Being a contrarian investor is rarely straightforward, particularly when the paper losses start to essentially mount in a rush. And whereas shopping for the dip will not be going to work out all the time, I do assume that everytime you see shares of a beautiful agency that you just’ve been that means to purchase however simply by no means obtained round to it (both resulting from valuation issues or just having one thing higher at any given time), it is best to look to be a purchaser.
After all, shopping for dips can entail extra ache to come back as a result of, as chances are you’ll know by now, the market doesn’t know if you’ve lastly hit the purchase button. Certainly, the tide won’t flip when it’s most handy for you. In any case, the TSX Index is working pretty scorching into the month of October.
Whereas there’s probability the momentum holds by means of the fourth quarter, I’d be extra inclined to purchase the pretty underpriced, underloved names simply in case the momentum performs main this rally start to falter a bit over the approaching weeks and months.
With out additional ado, right here’s a pair of progress names I’d be prepared to purchase on the way in which down.
Constellation Software program
First up, now we have shares of Constellation Software program (TSX:CSU), which had been crushed down final week after information broke that its founder, Mark Leonard, can be resigning resulting from well being issues. Certainly, each time a legendary founder steps again or away, buyers are certain to promote first and ask questions later. Undoubtedly, the response was fairly overdone, particularly on an intraday foundation.
And whereas the latest unhealthy information provides to the negativity surrounding the inventory because it peaked out again in Could, I nonetheless assume the dip is greater than buyable. The inventory is likely to be a bit dear, even after tumbling into a bear market. Nonetheless, I don’t assume all an excessive amount of will change as Constellation’s different leaders step up in Mr. Leonard’s absence. Although Constellation inventory is down 12% on the 12 months, I’d not surrender on the long-term progress story. It’s an incredible purchase as most others panic concerning the implications of Leonard’s resignation.
Alimentation Couche-Tard
Alimentation Couche-Tard (TSX:ATD) is one other fallen progress inventory that’s a strong worth going into This fall.
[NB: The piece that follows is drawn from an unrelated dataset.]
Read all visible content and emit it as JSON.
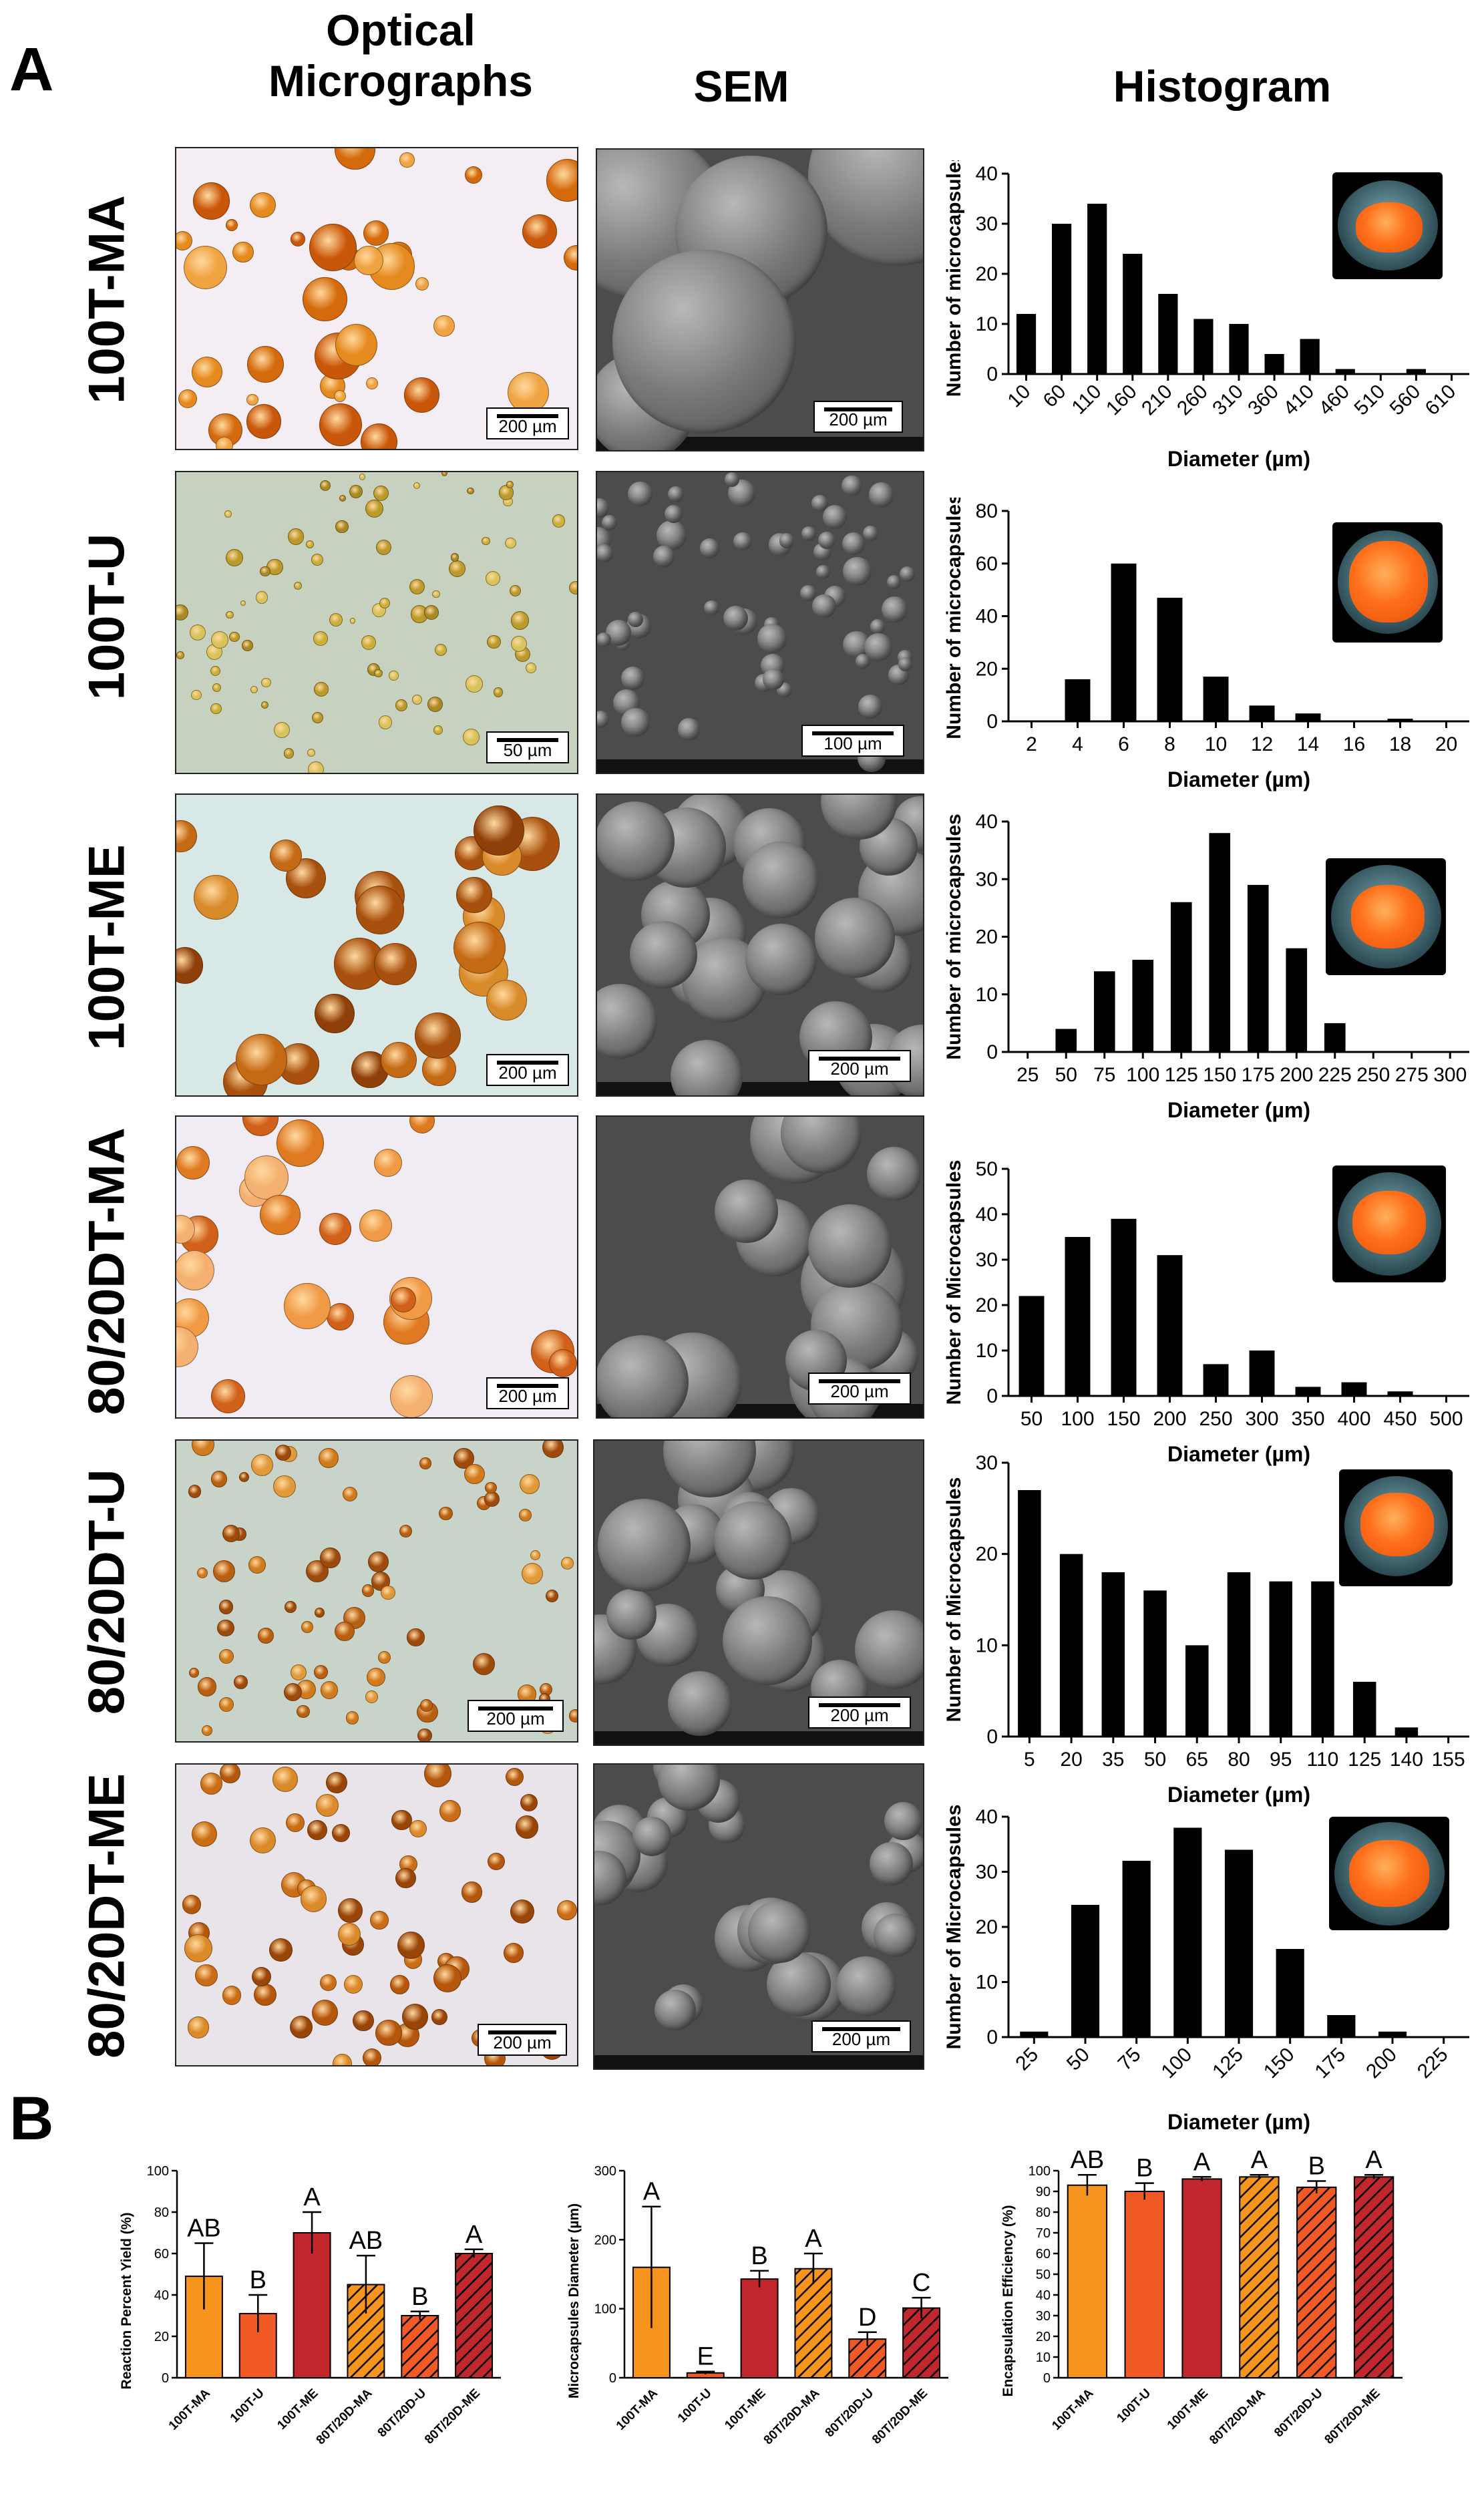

Like Constellation, ATD shares are down on the 12 months, now off 6% 12 months to this point. Regardless of the choppiness and unanswered questions following the dearth of a 7 & i Holdings deal, I nonetheless assume the identify is value patiently holding going into 2026.
The corporate has some menu innovation in retailer with its Man Fieri partnership, which I devoted an entire piece to. Moreover, there are sure to be extra acquisition bulletins within the coming months. Till then, it could make sense to be a purchaser of the newest modest bounce to $74 and alter. In brief, ATD has the drivers in place to get its groove again. And in due time, I feel will probably be again to sustaining good points and earnings progress.
The underside line
Constellation and Couche are two underneath stress growth-by-acquisition companies that look low-cost in an arguably lofty market. Although near-term ache could possibly be within the playing cards for This fall, I just like the long-term roadmap for each companies. I feel it’s time to purchase each names whereas they’re marked down.